Over the past weeks, lives have been turned upside down as we face the COVID-19 outbreak. Closures of schools, stores and restaurants, cancellations of events and shortages of essential items have left many feeling stressed and anxious.
While everyone has experienced a disruption in daily life, there is one group that is experiencing this on a whole different level – our children.
“Times like this can feel like chaos and that can be overwhelming, especially for kids,” says Kathy Quance, M.S., C.C.L.S, senior counselor for community counselling at Empath Health.
Quance regularly works with children and families who have experienced unexpected loss and knows how impactful disturbances to the norm can be. To help navigate these challenging times, she offers this advice for families:
Stick to the schedule. Normally, kids have a routine of getting ready for school, going to school, and then after school/evening activities. With closures of schools and groups such as youth sports, the stability of these patterns has been disrupted.
“Kids need structure and expectations. We don’t want to take it to an extreme, but structure can be positive for children. It’s like a hug. It gives them comfort,” says Quance. “Try to keep schedules as much the same as possible.”
Around this house, give kids age-appropriate jobs to do, such as setting the table or picking up toys. Let them know these jobs are important while we are all spending more time at home.
Be on the lookout for signs of anxiety. Children may not tell you they have feelings of anxiety or may not know how to verbally express the feeling.
- Anxiety can manifest in physical ways: tummy ache, headache, sore throat
- Behavior changes can also indicate stress: insomnia, moodiness, lack of concentration, acting out/anger
If you notice possible signs of stress, offer reassurance and healthy ways to let out thoughts and feelings.
“Kids often think they cause things to happen. Maybe they were mean to a sibling and now they may think this is the result,” adds Quance. “Reassure them that this is no one’s fault. Sickness happens and we can take steps to protect ourselves and others.”

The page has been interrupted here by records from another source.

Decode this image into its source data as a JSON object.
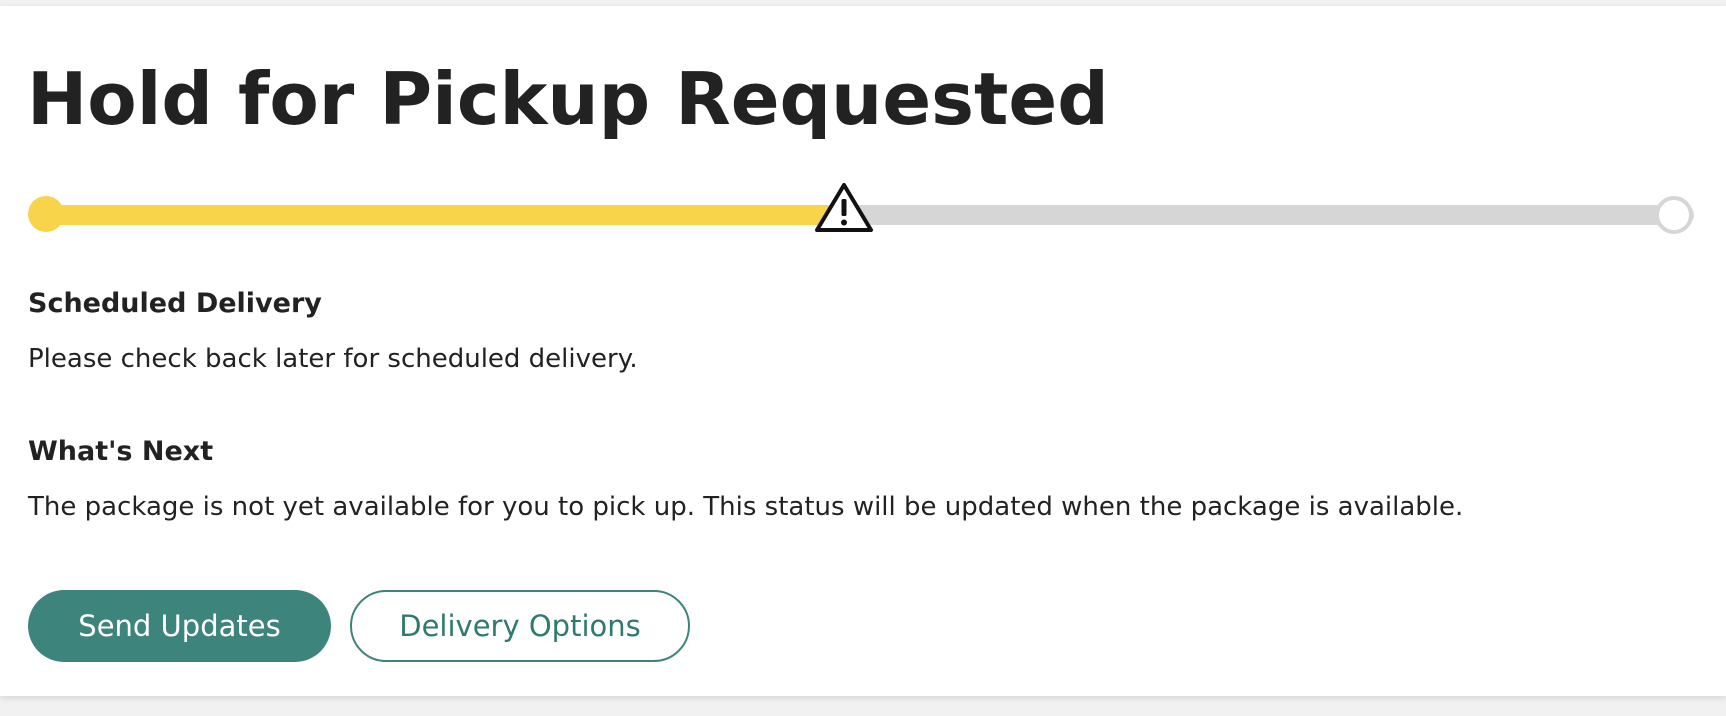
{
  "status": {
    "title": "Hold for Pickup Requested",
    "progress_fraction": 0.5
  },
  "progress": {
    "start_marker_color": "#f7d44a",
    "fill_color": "#f7d44a",
    "track_color": "#d6d6d6",
    "current_marker_icon": "warning-triangle-icon"
  },
  "scheduled_delivery": {
    "heading": "Scheduled Delivery",
    "text": "Please check back later for scheduled delivery."
  },
  "whats_next": {
    "heading": "What's Next",
    "text": "The package is not yet available for you to pick up. This status will be updated when the package is available."
  },
  "actions": {
    "send_updates_label": "Send Updates",
    "delivery_options_label": "Delivery Options",
    "accent_color": "#3d857c"
  }
}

Explain to kids why we are doing these things. It is important for them to understand that while this is a serious issue, we can take steps to keep ourselves and those around us healthy.
- Use age-appropriate language when talking with kids about the virus. It’s okay to describe it as “a bad cold” to younger children, while also explaining that the precautions we take are to protect people who get sick easily.
- Show kids how to properly cover a cough or sneeze and how to wash their hands – and then model that behavior yourself.
- Comparing safety precautions to things kids already know, such as car seatbelts, can help add perspective.
Give kids an outlet for their feelings. This can be as simple as asking them what they are feeling or creating time for play.
- Try yoga as a family. Many schools have been incorporating yoga into their lesson plans. You can ask your child to lead if they know how. If not, there are many videos available online that you can try together, even if it is just for 10 minutes.
- Outside activities such as taking a walk around the block as a family or unstructured, creative play in the backyard can be positive ways to let go of anxious feelings.
- Video games, in moderation, can be helpful for some children. Be mindful of what types of games your child chooses to play, however. Lighthearted games or sports games are the best options. Anything too violent can heighten stress and anxiety.
Validate the disappointment that comes with cancelled activities. High school students may be upset they can’t attend prom or walk in a graduation ceremony. Calling off birthday parties, play dates or other events can be devastating to all members of the family.
- It’s okay to share that you are also feeling frustrated and disappointed about missing these activities.
- Writing disappointments down on a piece of paper and then tearing it up or safely burning it in a fire pit can be a therapeutic way to help the whole family let go of those feelings.
Limit exposure to the media. It’s okay to watch a little bit of news coverage here and there, but do not leave the television on all day or constantly check your phone. Children will pick up on your behavior and may think that if you are very worried, they should be too. When you do watch the news, watch it with your child so you can explain what is happening and can answer any questions they may have.
Stay in touch with family and friends. There are many technology options for available to us today from texting to video calling – or choose to send snail mail! Writing a letter to grandparents or being pen pals with a friend from school can add a new dimension to keeping in touch.
Reconnect as a family. As a society we’ve grown accustomed to busy days full of endless activities. When was the last time you had a family dinner where you focused on each other? It may feel like life has been put on hold, but you can still make the most of it by taking time to be a family.
- Ask children to help meal plan for the week with items that you already have on hand. Cook and bake together and then enjoy the meal as family at the dinner table.
- Take turns picking movies to watch as a family a couple nights a week.
- Play a board game together. Being competitive has the added benefit of reducing stress.